Abba: Iconic Swedish pop music band marks golden anniversary  

Swedish pop group Abba (from left) Bjorn Ulvaeus, Agnetha Faltskog, Anni-frid Lyngstad and Benny Andersson, pose during the Eurovision Song Festival on February 9, 1974.

Photo credit: File | AFP

It is exactly half a century to the week a pop music phenomenon burst onto the world stage for the first time. Fifty years ago, the Swedish quartet Abba won the 1974 Eurovision Song Contest in the seaside town of Brighton, UK, beating entries from 17 countries across Europe and launching a pop revolution that was to spread the world over.

The 19th Eurovision Song Contest on Saturday 6 April 1974 was the first time an act from Sweden had won the contest since its inception in 1956. Each participating country submits an original song to be performed live on television and the winning entry is picked through both a public and jury vote.
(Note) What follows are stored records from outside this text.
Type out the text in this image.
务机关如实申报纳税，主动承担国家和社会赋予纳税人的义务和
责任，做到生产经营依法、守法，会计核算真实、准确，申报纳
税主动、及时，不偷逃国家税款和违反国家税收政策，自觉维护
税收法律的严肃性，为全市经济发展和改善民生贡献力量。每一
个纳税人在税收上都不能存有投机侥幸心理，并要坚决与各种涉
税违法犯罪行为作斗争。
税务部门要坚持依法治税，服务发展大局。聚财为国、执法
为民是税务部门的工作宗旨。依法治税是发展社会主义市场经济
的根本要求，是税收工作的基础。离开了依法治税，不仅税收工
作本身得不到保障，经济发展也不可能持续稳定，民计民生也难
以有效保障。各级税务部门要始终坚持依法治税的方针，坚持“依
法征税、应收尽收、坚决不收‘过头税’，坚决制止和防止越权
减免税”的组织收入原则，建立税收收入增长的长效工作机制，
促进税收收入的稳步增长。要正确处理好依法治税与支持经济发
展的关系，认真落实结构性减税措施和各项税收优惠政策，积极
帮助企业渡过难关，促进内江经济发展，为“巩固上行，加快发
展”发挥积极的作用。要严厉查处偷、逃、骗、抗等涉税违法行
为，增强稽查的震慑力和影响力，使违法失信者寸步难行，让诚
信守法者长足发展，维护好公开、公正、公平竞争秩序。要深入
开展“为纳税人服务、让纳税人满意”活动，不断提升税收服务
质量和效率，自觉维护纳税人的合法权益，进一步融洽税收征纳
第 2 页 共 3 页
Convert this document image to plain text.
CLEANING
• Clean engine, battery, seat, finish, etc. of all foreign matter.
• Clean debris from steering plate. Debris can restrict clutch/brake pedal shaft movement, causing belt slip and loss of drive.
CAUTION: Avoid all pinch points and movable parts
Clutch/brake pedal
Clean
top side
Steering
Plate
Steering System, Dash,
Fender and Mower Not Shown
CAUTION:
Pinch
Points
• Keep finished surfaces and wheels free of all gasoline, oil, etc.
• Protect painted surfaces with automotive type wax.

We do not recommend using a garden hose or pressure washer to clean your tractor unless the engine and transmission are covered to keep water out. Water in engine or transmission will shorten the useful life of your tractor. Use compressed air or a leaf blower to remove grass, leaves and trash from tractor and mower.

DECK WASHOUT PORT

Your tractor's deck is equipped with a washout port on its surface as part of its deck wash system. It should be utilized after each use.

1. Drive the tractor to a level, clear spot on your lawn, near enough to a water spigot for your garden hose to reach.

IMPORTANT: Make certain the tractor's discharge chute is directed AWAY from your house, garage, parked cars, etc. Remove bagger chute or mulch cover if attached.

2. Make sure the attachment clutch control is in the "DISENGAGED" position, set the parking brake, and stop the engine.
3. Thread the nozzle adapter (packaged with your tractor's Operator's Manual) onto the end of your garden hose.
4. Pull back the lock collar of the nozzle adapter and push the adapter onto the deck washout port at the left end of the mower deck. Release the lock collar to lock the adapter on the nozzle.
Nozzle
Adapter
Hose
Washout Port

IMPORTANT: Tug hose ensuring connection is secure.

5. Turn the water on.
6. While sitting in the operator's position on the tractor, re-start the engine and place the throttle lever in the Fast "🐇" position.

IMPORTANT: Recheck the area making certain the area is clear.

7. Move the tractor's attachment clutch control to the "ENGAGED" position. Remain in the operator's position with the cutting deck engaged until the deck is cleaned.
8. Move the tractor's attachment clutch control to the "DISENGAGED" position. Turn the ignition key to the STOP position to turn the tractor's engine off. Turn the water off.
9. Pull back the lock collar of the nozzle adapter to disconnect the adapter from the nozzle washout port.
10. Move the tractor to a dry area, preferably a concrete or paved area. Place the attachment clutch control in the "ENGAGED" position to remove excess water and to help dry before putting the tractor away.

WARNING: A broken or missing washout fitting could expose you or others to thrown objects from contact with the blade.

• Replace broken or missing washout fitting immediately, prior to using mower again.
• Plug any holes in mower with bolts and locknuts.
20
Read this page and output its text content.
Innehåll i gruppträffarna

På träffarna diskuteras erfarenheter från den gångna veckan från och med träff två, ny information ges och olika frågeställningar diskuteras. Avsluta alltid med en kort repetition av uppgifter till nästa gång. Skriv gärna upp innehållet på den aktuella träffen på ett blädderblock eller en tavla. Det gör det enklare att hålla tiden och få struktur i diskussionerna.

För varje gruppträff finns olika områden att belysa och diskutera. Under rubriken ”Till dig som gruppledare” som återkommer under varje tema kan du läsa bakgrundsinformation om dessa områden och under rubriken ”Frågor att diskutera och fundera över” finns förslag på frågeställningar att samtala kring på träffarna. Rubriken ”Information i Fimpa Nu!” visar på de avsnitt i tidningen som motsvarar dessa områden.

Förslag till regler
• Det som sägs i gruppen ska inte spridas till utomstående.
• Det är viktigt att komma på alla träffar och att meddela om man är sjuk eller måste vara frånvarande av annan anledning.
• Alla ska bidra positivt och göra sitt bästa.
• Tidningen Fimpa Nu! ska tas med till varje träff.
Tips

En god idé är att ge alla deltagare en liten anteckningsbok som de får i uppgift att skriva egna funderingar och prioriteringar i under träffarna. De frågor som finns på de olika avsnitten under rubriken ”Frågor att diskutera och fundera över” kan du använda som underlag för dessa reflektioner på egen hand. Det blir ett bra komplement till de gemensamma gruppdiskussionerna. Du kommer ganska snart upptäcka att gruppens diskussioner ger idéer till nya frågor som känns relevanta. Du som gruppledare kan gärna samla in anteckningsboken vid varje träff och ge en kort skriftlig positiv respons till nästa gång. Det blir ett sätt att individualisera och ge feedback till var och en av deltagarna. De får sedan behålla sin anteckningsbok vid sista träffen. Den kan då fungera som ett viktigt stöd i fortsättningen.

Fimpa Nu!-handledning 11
The winning song in 1974, Waterloo, was composed by bandmembers Benny Anderson and Björn Ulvaeus and written by their manager Stig Anderson, the so-called “fifth member” of Abba. The group that was formed in 1972 comprised two couples Agnetha Faltskog who was married to Ulvaeus and Anderson’s partner Anni-Frid Lyngstad (Abba is an acronym of the first letters of their names).

The victory at Eurovision marked the start of an extraordinary era of pop music whose popularity has transcended generations of music fans and turned Abba into one of the most successful bands of all time.

Four weeks after their Eurovision triumph, Abba topped the charts in 10 countries across Europe, including the UK with Waterloo, and the song also reached number 6 on the US Billboard Hot 100. However, they endured a dry spell after that, until 1975 when they returned to the top of the charts with the single S.O.S and from then on, the Abba juggernaut was unstoppable with a string of hits into the early 1980s.

Incidentally, Waterloo was the Abba’s second stab at Eurovision after an unsuccessful attempt in 1973 when the single Ring Ring could only manage a third-place finish at Sweden’s pre-selection. The group then decided to write a song specifically for the 1974 contest seeing Eurovision as their ticket to global stardom.

The recording began on December 17, 1973 with the working title Honey Pie, before that was replaced by Waterloo. Writer Stig Anderson recalls looking through his book of quotes by William Shakespeare and stumbling on a three-syllable word ‘Waterloo’ around which he created the lyrics about a girl who surrenders to love like the French Emperor’s defeat at the Battle of Waterloo in 1815.

The single was released in Sweden in March 1974, and the group subsequently returned to the studio to record German and French versions of Waterloo.

However, the band members started having second thoughts about the song, worried that its raucous mood and glam rock influences would be too risky for Eurovision given the sedate mood of entries that had been successful in previous competitions. Abba's history might have turned out very differently if they had replaced Waterloo with the ballad Hasta Mañana (Swedish for “see you tomorrow) which the group had recorded the day after the Waterloo session.

In the end, Waterloo beat nine other songs during Melodifestivalen, Sweden’s national final for the 1974 Eurovision Contest and was chosen to represent the country at the main event in Brighton.

Abba’s stage show at Eurovision complete with the bright coloured costumes and orchestra conductor Sven-Olof Walldoff dressed as French Emperor Napoleon, remains one of the most iconic moments in the history of the competition.

They emerged winners beating a field that included the UK’s Olivia Newton-John, who finished fourth and later went on to become a global music and film superstar. As Abba singer and guitarist Ulvaeus said in a BBC documentary, the band had “gone overnight from this obscure Swedish band to world fame.”

A decade-long stretch of classic hits started from the mid-1970s: S.O.S, Mamma Mia, Fernando, Dancing Queen, Money Money Money to Knowing Me Knowing You, The Name of the Game, Chiquitita, Voulez-vous, Gimmie Gimmie Gimmie (A Man After Midnight), Super Trouper and The Winner Takes It All.

Both couples divorced at the height of Abba’s fame and the band eventually disbanded in 1982 saying it was no longer fun being in a group together. Andersson and Ulvaeus composed music for stage productions like Chess in 1984 while Lyngstad and Faltskog pursued solo careers. In 2005 Waterloo was chosen as the best song in the history of the Eurovision Song Contest. Abba also paved the way for Sweden to emerge as a music powerhouse with the success in later years of bands like Ace of Base and Roxette.

The Golden Anniversary of Abba’s first foray into the international music scene comes almost two years after the group reunited to record their first album in 40 years, Voyage.

The story of how four Scandinavian artists went from obscurity to create pop music history will be re-told for generations. In the words of one of their most popular songs, Thank You for the Music.